The "Airness" has returned.
The new MacBook Air is finally here and taking flight with probably the No. 1 request from users - a Retina display.
For the first time, this Apple laptop model has a high-resolution display of 2,560 x 1,600 pixels, instead of its predecessors' meagre 1,440 x 900 pixels with the same 13.3-inch screen size.
The display is also said to have 48 per cent more colour for more life-like images.
As an owner of a 2014 MacBook Air, the new display to me is like watching 4K TV after having a high-definition TV for too long.
The silver bezels of the old model have been replaced by black bezels that make the laptop look like a MacBook Pro when you open the lid.
But the signature thin wedge-shaped aluminium unibody design of the Air remains. The new model is 15.6mm thick at its thickest point and only 1.6mm thick at its thinnest point. It is also 100g lighter than its predecessors.
While previous MacBook Air came only in silver, the new models are available in gold, space-grey and silver.

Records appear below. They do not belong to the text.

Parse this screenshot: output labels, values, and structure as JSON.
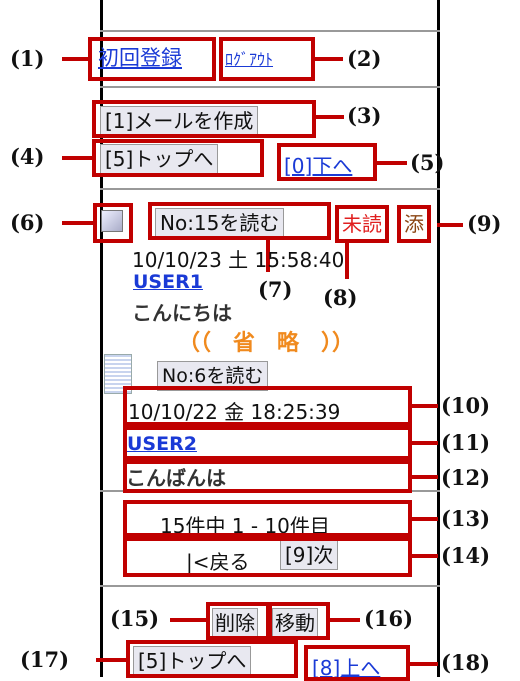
{
  "callouts": [
    "(1)",
    "(2)",
    "(3)",
    "(4)",
    "(5)",
    "(6)",
    "(7)",
    "(8)",
    "(9)",
    "(10)",
    "(11)",
    "(12)",
    "(13)",
    "(14)",
    "(15)",
    "(16)",
    "(17)",
    "(18)"
  ],
  "top": {
    "register_link": "初回登録",
    "logout_link": "ﾛｸﾞｱｳﾄ"
  },
  "menu": {
    "compose_button": "[1]メールを作成",
    "top_button": "[5]トップへ",
    "down_link": "[0]下へ"
  },
  "mail1": {
    "read_button": "No:15を読む",
    "unread_badge": "未読",
    "attach_badge": "添",
    "date": "10/10/23 土 15:58:40",
    "sender": "USER1",
    "subject": "こんにちは"
  },
  "omission": "（（　省　略　））",
  "mail2": {
    "read_button": "No:6を読む",
    "date": "10/10/22 金 18:25:39",
    "sender": "USER2",
    "subject": "こんばんは"
  },
  "pager": {
    "summary": "15件中 1 - 10件目",
    "prev": "|<戻る",
    "next_button": "[9]次"
  },
  "bottom": {
    "delete_button": "削除",
    "move_button": "移動",
    "top_button": "[5]トップへ",
    "up_link": "[8]上へ"
  },
  "colors": {
    "callout": "#c00000",
    "link": "#1a3ad6",
    "omission": "#f08a1e",
    "attach": "#8b4513"
  }
}
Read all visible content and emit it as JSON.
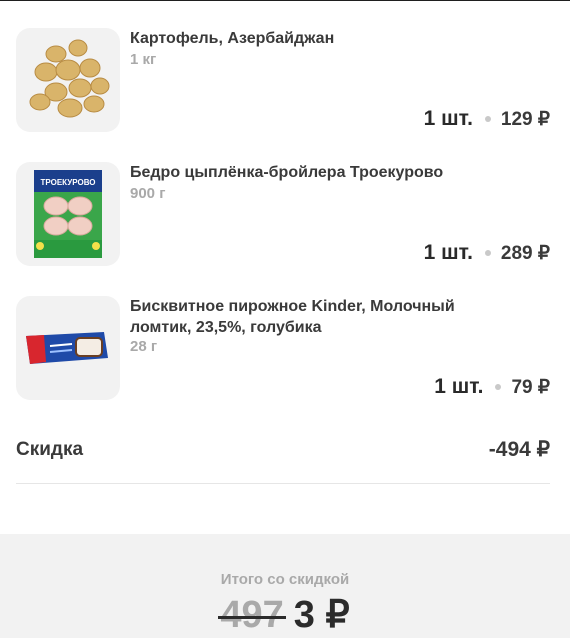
{
  "items": [
    {
      "name": "Картофель, Азербайджан",
      "weight": "1 кг",
      "quantity": "1 шт.",
      "price": "129 ₽",
      "image_icon": "potato-icon"
    },
    {
      "name": "Бедро цыплёнка-бройлера Троекурово",
      "weight": "900 г",
      "quantity": "1 шт.",
      "price": "289 ₽",
      "image_icon": "chicken-package-icon",
      "package_brand": "ТРОЕКУРОВО"
    },
    {
      "name": "Бисквитное пирожное Kinder, Молочный ломтик, 23,5%, голубика",
      "weight": "28 г",
      "quantity": "1 шт.",
      "price": "79 ₽",
      "image_icon": "kinder-bar-icon"
    }
  ],
  "discount": {
    "label": "Скидка",
    "value": "-494 ₽"
  },
  "total": {
    "label": "Итого со скидкой",
    "old_value": "497",
    "new_value": "3 ₽"
  },
  "colors": {
    "background": "#ffffff",
    "thumb_bg": "#f2f2f2",
    "panel_bg": "#f2f2f2",
    "text_primary": "#2b2b2b",
    "text_secondary": "#a9a9a9"
  }
}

On the downside, the pair of USB-A ports, the SD card reader and mini-DisplayPort port of the old MacBook Airs are gone.
There are only two Thunderbolt 3 ports on the left and - surprisingly - a headphone jack on the right.
The new MacBook Air also features the third-generation Apple-designed backlit keyboard that is supposed to be more precise and responsive.
I tried it briefly and found it to be no different from that of the latest MacBook Pro, perhaps because it is a tad too quiet - I prefer the loud, clicky tactile feel of my old MacBook Air's keyboard.
But I do prefer the larger Force Touch trackpad of the new MacBook Air. The larger surface area allows for better drag-and-drop actions.
Force Touch also allows the user to preview documents without having to open them.
Apple might be eliminating the Home button, or Touch ID, from its mobile devices, but it is adding it to its laptops.
The new MacBook Air now comes with a Touch ID button, located on the top right-hand corner of the keyboard. Not only does the Touch ID button let you unlock the laptop securely, but it also allows you to carry out online payments via Apple Pay.
To support Touch ID, the new MacBook Air comes with the Apple T2 security chip to store and protect the Touch ID information.
The chip features an always-on processor that supports the Siri voice assistant, so you activate it by just saying, "Hey Siri".
The MacBook Air now comes with an eighth-generation Intel Core i5 processor, Intel UHD Graphics, up to 16GB of system memory and up to 1.5TB of flash storage.
During my brief hands-on session, browsing the Web and opening photos felt really responsive.
The new MacBook Air starts at $1,789 and goes up to $3,809 with the maximum specifications, which is more than enough to get a high-end version of the 13-inch MacBook Pro.
However, you are certainly not getting the portability and lightness of the Air with the MacBook Pro.
• The new MacBook Air is available today at Apple online and retail stores as well as authorised resellers.